Extrait de l’article « J’ai fait le chemin de la province à Paris ». Au fond, s’il n’y avait qu’une formule à retenir de la déclaration de candidature d’Emmanuel Macron, ce serait celle-ci, qui dit un politique comme la France les a toujours aimés. Macron est un personnage de roman, à l’image de celui que célébrait François Mauriac dans son bloc-notes, dans la France des années 50, une France déjà en demande de modernité et de tradition. l’écho est perceptible, d’autant qu’en 2016, Macron est à la fois traditionnel et moderne.

Moderne en ce qu’il dénonce les maux dont les Français disent souffrir.
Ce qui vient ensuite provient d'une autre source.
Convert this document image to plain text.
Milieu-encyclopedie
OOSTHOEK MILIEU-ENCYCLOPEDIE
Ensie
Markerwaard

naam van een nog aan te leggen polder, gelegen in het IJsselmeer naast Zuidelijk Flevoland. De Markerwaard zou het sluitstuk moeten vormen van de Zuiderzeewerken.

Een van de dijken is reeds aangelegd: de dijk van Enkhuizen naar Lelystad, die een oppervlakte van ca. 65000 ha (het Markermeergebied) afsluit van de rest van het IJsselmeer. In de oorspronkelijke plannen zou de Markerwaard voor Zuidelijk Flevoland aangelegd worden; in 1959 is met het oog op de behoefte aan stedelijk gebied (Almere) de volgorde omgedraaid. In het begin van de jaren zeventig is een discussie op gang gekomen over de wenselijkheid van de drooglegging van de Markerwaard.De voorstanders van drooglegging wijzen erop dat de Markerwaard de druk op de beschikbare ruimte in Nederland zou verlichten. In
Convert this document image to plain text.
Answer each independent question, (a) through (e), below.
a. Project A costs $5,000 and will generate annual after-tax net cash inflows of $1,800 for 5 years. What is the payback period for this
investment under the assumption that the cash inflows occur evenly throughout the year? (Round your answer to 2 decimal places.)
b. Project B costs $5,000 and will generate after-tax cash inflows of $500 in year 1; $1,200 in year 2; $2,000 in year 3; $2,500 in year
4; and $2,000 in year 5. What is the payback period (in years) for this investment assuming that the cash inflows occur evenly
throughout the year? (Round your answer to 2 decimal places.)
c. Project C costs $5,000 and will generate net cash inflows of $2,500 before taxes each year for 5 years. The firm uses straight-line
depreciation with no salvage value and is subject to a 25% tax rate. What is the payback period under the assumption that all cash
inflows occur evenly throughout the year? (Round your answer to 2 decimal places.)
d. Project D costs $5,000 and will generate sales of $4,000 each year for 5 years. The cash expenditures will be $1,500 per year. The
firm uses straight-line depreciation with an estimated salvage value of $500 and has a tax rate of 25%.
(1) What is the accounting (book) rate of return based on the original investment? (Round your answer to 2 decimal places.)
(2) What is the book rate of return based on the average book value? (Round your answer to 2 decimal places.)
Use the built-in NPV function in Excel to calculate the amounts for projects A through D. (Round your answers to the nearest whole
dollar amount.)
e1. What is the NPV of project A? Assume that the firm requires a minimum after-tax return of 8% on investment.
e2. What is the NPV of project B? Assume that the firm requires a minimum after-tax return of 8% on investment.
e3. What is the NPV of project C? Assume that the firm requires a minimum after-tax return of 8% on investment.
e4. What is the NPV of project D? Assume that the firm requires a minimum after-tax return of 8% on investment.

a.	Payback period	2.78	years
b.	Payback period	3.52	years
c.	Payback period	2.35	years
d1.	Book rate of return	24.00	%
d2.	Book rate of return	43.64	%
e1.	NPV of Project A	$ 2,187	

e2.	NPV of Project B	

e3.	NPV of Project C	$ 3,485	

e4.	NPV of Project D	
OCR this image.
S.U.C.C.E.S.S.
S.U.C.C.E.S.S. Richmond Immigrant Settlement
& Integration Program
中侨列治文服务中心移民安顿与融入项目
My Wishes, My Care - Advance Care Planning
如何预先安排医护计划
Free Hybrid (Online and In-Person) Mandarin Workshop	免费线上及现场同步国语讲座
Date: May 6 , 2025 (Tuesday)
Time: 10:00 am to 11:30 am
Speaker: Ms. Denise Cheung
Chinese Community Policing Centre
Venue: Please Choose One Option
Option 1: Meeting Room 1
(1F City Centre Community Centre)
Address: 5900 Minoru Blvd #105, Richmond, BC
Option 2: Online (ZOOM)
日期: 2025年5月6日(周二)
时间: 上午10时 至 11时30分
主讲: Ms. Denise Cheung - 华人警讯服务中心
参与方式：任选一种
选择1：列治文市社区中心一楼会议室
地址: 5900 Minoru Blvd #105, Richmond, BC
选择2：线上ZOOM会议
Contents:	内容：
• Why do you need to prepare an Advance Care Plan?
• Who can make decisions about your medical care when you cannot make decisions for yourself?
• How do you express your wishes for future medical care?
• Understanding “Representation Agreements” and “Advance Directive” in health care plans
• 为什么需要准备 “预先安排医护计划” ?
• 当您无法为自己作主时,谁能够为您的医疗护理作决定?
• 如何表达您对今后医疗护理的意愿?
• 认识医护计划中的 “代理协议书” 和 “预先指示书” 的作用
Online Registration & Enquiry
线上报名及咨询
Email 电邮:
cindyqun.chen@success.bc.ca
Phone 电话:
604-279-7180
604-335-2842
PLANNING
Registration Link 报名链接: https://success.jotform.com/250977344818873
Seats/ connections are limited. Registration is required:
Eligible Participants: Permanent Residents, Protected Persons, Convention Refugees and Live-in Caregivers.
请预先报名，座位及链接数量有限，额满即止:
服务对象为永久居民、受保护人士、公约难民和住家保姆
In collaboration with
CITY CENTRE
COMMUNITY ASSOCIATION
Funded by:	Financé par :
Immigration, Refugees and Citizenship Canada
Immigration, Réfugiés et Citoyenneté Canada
Notamment l’insupportable mainmise sur les pouvoirs et les privilèges par ce qu’ils vivent comme une élite coupée de leurs sentiments, qui se partage le pouvoir au gré des alternances gauche-droite, sans jamais parvenir à réussir et préparer la France au siècle qui vient de s’ouvrir.

Dans son genre, Macron refuse toutes les étranges défaites, passées, présentes et à venir, les reniements et les renoncements. Il est l’unisson de tous les mouvements et figures qui ont émergé, ces dernières années, à droite comme à gauche, dans toutes les démocraties en crise, en France, en Espagne, en Italie, en Grande-Bretagne et aux Etats-Unis… Sauf que Macron, contrairement à toutes les forces populistes ou réactionnaires, de gauche comme de droite, est le premier à préempter cet état d’esprit de l’opinion au nom d’une gauche de gouvernement. Anti-système, oui, mais réaliste, raisonnable et modéré. Ni Mélenchon, ni Hamon, mais Macron ».